18/11/2019 – Talk by Benjamin Krumnow

Title: mashing OpenWPM for fun and profit
Time: 10:00
Location: Acadia Lab, Building Zeta
Type: Research talk
Speaker:  Hugo Jonker
Abstract: Web bots are a widely recognized tool to conduct empirical studies in the World Wide Web. OpenWPM is a framework that uses a web bot framework to facilitates web measurements. It is used in at least 46 scientific studies. However, there are clear indications that web sites attempt to recognize web bots and thereupon serve deviating content or block bots. Due to browser fingerprinting, this can already happen with the first call of a web page. For doing so, a web server attempts to retrieve unique properties that distinguish a web bot from human-controlled web browsers. To what extent OpenWPM is vulnerable to fingerprint-based detection has yet not been questioned. In this talk, I will present our investigation of detecting OpenWPM users based on their fingerprints.
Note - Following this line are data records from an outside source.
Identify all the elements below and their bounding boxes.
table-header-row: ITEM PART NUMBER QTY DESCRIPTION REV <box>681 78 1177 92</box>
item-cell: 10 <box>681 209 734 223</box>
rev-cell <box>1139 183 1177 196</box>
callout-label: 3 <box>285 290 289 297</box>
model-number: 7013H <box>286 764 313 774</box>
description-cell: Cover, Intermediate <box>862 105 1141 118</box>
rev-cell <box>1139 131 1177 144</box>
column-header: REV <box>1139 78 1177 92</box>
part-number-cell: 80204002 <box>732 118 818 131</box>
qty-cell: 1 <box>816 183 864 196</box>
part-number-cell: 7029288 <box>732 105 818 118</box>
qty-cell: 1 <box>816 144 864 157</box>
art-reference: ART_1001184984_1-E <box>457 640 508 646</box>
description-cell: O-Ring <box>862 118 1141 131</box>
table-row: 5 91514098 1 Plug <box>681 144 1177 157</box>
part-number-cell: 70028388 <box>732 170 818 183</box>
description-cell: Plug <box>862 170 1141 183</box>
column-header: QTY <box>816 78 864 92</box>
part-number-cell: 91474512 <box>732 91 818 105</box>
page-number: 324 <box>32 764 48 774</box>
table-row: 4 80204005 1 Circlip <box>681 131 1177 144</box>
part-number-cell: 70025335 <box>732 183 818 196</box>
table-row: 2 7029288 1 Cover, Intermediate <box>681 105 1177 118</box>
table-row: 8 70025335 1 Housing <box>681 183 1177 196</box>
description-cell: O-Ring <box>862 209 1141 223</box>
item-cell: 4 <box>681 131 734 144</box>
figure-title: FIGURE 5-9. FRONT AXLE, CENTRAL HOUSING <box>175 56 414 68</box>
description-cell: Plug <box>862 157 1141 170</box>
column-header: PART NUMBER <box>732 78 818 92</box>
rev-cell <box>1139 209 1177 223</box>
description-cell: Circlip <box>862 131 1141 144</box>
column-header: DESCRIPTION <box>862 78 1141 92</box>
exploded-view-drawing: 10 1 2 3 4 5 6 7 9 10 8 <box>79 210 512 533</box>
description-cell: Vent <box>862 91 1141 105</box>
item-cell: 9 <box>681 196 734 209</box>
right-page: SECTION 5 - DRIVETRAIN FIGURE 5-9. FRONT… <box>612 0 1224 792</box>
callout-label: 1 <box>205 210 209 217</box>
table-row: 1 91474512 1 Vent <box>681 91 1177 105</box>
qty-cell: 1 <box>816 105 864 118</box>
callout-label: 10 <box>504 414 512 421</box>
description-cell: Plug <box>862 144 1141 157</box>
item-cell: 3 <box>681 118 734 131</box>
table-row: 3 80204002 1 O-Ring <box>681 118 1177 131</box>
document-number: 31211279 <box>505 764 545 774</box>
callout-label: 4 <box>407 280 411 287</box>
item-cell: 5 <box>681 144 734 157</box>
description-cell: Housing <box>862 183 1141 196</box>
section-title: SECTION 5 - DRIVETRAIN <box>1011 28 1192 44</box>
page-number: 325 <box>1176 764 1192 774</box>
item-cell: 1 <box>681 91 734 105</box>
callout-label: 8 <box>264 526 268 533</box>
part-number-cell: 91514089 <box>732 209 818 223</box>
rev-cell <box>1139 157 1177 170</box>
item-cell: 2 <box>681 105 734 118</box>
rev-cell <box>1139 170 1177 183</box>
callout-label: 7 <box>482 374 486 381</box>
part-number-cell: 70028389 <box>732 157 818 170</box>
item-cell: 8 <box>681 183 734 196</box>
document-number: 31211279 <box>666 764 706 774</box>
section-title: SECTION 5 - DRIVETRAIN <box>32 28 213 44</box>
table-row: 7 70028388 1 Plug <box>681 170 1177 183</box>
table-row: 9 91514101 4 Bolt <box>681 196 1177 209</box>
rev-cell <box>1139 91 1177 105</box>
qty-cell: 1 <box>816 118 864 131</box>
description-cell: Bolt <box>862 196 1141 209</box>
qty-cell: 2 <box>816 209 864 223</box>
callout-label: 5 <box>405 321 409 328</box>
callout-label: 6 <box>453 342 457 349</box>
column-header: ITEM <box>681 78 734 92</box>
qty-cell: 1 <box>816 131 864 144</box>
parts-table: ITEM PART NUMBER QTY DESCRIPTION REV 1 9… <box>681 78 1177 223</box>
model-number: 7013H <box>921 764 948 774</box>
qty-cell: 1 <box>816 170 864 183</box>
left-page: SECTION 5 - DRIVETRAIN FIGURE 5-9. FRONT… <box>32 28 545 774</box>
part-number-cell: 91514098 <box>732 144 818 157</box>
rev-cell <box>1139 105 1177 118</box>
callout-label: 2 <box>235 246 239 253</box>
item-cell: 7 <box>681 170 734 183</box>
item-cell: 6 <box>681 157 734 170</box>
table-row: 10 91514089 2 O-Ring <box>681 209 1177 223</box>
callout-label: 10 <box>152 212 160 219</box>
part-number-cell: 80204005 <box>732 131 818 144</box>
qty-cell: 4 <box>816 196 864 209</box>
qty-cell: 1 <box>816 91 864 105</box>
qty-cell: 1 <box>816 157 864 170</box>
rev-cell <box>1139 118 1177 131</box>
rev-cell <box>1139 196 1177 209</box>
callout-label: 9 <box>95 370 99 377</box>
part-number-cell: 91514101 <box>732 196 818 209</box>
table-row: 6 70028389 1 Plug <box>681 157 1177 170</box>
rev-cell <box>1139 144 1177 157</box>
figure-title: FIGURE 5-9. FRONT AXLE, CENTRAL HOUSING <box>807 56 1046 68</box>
For that, we conduct a systematic analysis of the OpenWPM system architecture. We determine unique properties in OpenWPM’s fingerprint by applying fingerprinting and template attack tools for each component of OpenWPM. Our study reveals over 2K not-yet known properties, that would allow any web server to detect OpenWPM users. We show that most differences in OpenWPM result from automation components or the Firefox headless mode. Nevertheless, some deviations only occur in OpenWPM and could also be used to distinguish OpenWPM from ordinary bots. For demonstration purposes, we develop a web application that detects OpenWPM-based web clients and delivers manipulated content to them.